Adult ADHD: How To Improve Your Communication Skills (Therapy Necessary Too!)


It is a challenge to have ADHD especially when you’re an adult. You are considered lucky if the issue – Attention Deficit Hyperactivity Disorder – was diagnosed early on and you’ve had therapy sessions. The problem will affect your life, that is, if you have been suffering from it without treatment.

ADHD in adults is quite common. About 4% of adults in the US have this condition, but only one-fifth of them are seeking the help they need. If you have ADHD, communicating with others is a difficulty. In therapy, you can learn how to cope with the symptoms and how to be socially healthy. “The very nature of ADHD implies that the child will have difficulty with self-control, paying attention, listening to instructions at home and school, and following directions.” Kara Tamanini, M.S., LMHC explains.


We all crave company and for others to understand us. With ADHD or none, we all want a special someone to make life more meaningful, but your condition can be a hindrance to that. So, if you’re going to learn how it is to be a “regular” adult, then follow these tips to prevent ADHD symptoms from ruining your chances of having a great romantic relationship.


Communicate face to face whenever possible. “Autism is a complex developmental disability that causes difficulties in many areas, with varying degrees of severity, most notably with social interaction and communication.” Karla Helbert, LPC, E-RYT, C-IAYT said. Try to make eye contact or other nonverbal cues so that you can understand each other’s motives better. Don’t expect your partner to be a mind reader. You have to say what you mean in a calm manner to avoid further communication issues.


Listen actively and don’t interrupt. This is for both the person with ADHD and his or her special someone. Repeat what your partner is saying internally or in your mind so that you’ll be able to follow what he or she is saying. The person with ADHD can sometimes speak so fast that the partner without ADHD won’t be able to grasp. You, with the ADHD, slow down. And you, without the ADHD, you have to tell your partner nicely if he or she is running with the words.


Ask questions. Asking questions will make your partner know that you’re listening to him or her. Again, you have to ask very politely. Smile, if you must. Communication is an effort. You have to make that effort if you want to stay in a relationship.


Request a repeat. Don’t be afraid to ask your partner to repeat his or her words if you zoned out. This tip is for the ADHD adult.


Manage your emotions. Meditating can help you control your feelings and impulsiveness better (You! With the ADHD! Remember this.) It can help prevent outbursts and arguments.


Work Together As A Team


Having ADHD doesn’t mean your relationship is already unbalanced. Your relationship can still be healthy and secure even if one of you has ADHD as long as you work together. Help your ADHD partner in areas that are challenging for him or her. You have to assist each other instead of one person shouldering everything.


Divide the work and stick to them. Delegate the tasks according to your strengths.


Schedule weekly sit-downs. Have weekly talks to see how much you’ve improved.


Evaluate the division of labor. Make sure that your tasks are balanced and that no one is carrying all the load.


Delegate, outsource and automate. If there are tasks that you and your partner cannot do, try hiring someone, tasking it to your children, or using a machine.


Split up individual tasks, if necessary. If your ADHD partner finds difficulty in doing their duties, try to help them but don’t ultimately do it for them.


Create A Practical Plan


ADHD people aren’t good at planning, but that doesn’t mean they can’t help. The non-ADHD partner can create a schedule or routine for them to follow.

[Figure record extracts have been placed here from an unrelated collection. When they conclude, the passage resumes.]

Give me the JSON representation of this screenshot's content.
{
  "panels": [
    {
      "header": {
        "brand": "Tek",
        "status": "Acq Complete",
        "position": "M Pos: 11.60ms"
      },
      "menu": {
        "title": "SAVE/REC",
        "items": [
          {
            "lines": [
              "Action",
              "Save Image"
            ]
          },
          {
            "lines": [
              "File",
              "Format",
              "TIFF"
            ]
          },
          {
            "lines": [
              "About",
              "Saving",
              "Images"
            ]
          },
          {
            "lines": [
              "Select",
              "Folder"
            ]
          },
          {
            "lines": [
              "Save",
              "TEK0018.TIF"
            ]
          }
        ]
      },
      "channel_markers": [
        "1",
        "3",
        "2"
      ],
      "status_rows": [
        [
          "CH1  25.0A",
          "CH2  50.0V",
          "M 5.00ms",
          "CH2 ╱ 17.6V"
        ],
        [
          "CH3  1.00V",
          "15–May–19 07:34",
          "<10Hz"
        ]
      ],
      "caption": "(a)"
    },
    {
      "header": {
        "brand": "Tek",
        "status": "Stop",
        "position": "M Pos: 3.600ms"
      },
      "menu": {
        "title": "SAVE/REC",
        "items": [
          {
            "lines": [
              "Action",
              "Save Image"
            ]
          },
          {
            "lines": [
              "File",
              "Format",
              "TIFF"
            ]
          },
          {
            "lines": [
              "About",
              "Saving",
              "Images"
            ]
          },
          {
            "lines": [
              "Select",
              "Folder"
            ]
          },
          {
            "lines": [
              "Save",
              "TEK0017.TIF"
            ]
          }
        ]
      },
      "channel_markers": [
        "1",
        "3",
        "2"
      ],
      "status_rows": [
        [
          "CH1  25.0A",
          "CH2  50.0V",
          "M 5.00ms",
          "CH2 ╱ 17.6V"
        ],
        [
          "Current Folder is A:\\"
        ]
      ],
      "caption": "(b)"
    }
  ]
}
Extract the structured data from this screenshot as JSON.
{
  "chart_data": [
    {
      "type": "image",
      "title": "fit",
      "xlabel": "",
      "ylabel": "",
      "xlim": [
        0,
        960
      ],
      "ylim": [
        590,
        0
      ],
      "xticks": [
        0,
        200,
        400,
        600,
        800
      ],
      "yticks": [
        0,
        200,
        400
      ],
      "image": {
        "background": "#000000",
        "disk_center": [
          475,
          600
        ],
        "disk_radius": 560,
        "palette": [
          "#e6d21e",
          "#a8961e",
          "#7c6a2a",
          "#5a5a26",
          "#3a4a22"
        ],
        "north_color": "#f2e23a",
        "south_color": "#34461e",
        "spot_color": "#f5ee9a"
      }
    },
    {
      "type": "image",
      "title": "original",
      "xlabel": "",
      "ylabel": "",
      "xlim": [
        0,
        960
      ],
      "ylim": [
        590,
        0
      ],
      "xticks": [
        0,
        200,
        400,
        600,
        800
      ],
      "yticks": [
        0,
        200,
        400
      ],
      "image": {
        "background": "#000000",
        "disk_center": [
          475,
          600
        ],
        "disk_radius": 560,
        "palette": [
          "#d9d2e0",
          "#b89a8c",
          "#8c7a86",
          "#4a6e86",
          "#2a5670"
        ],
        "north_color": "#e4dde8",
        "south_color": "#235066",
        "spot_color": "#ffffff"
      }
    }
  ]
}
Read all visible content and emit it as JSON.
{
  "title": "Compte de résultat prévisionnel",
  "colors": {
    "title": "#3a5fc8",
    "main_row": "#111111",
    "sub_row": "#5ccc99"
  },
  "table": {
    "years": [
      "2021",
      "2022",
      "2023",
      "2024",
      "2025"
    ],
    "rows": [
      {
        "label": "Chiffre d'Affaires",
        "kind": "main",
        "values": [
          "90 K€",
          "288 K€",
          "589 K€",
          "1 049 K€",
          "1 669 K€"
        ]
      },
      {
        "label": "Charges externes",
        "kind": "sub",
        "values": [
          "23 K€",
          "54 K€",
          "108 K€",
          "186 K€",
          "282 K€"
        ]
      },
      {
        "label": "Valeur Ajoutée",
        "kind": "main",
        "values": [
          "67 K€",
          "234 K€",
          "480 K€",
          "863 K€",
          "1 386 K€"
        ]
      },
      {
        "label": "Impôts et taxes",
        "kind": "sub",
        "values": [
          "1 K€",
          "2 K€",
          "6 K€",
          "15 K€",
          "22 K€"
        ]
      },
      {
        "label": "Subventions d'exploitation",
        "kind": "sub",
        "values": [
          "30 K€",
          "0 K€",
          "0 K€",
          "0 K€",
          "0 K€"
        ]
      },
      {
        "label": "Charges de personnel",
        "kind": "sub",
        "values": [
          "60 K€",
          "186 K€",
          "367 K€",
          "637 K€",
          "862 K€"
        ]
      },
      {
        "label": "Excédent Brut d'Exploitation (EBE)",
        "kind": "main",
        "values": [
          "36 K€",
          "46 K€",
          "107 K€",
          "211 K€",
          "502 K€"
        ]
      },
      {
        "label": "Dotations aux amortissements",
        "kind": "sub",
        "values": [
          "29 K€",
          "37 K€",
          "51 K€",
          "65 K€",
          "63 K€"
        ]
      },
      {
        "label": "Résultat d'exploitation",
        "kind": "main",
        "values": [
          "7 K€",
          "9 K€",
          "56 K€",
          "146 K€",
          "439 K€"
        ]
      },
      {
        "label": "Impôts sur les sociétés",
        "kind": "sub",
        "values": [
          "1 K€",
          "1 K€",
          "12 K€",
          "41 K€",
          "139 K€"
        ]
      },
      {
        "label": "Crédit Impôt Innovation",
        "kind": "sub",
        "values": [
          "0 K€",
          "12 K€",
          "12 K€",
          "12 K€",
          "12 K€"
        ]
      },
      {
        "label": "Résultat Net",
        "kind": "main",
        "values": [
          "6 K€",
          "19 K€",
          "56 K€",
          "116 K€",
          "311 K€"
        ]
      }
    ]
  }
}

Analyze what the two of you fight about and solve them. If it’s about chores, a schedule and list can help. If it’s lateness, always have timers.


Helping Your ADHD Partner


Develop a routine. ADHD people do better with a method in place so this can help them do their tasks.

Set up visible reminders. Try leaving notes in the fridge or a reminder in your phone.

Control clutter. Cleaning up the clutter can help your ADHD partner be and feel more organized.

Ask the ADHD partner to repeat requests. Repeat what you two agreed to do to remind yourselves.


“When people think about attention deficit disorder (ADHD), they usually consider it a childhood problem. However, a large proportion — between 30 and 70 percent — of children with the condition remain affected throughout adulthood.” Ben Martin, Psy.D said. Fortunately, these tips are straightforward and practical. It can make your relationship loving and fruitful even with the occasional ADHD trigger episodes. This should be fun, though.